Another possible reason for calling it this is a runestone, Stora Hammars Stone I, depicting the symbol over a burial scene featuring a figure likely to be Odin.

Stora Hammars Runestone
Stora Hammars burial scene

However elsewhere the symbol appears in contexts which have nothing to do with death or killing.

We will probably never know what name it carried in the Viking Age. However we might yet divine what it meant to people.


My interpretation is that since the “Valknut” has three elements, the triangles, each composed of three elements, the triangle points, making a total of nine elements all interconnected with each other that it may be a symbol of the Nine Worlds of the Viking Cosmos. The nine worlds are divided among three strata: the upper, middle and lower. Thus each triangle could represent each of these realms and each point represent a world.

In a closely related way it may also represent Yggdrasil, the world tree. This is because the three Sisters of Norn write the fates of men and gods upon the trunk of the tree in a process likened to weaving. The symbol’s intertwined elements is suggestive of knots and weaving. Importantly Yggdrasil also is the connective path for traveling between the nine worlds.

Thus the “valknut” being a knot or weave of three of three, making nine, elements would make an exceedingly apt symbol for the Viking cosmos and Yggdrasil.

This interpretation would explain why the symbol is often associated with Odin in the runestones. Odin has a very particular relationship with the world tree because he uses it to travel across the nine worlds. He even hung himself upon it in order to learn the secrets of the runes.
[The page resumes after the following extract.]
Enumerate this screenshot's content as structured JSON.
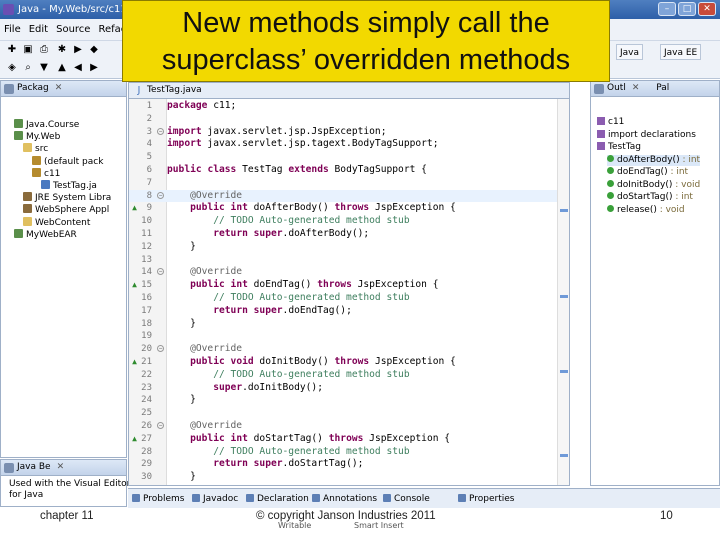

Looking back at the Stora Hammars burial scene with this interpretation in mind it is clear that the symbol would represent the path to Valhalla. For by what other path could Odin lead the slain hero from Midgard to Asgard?

A New Name?

Perhaps then we should henceforth rename the symbol “Níu Heimar”, nine worlds, or “Yggdrasil”. Given the importance of the world tree and the nine worlds within the cosmology of the vikings it seems fitting that they should have their own symbol.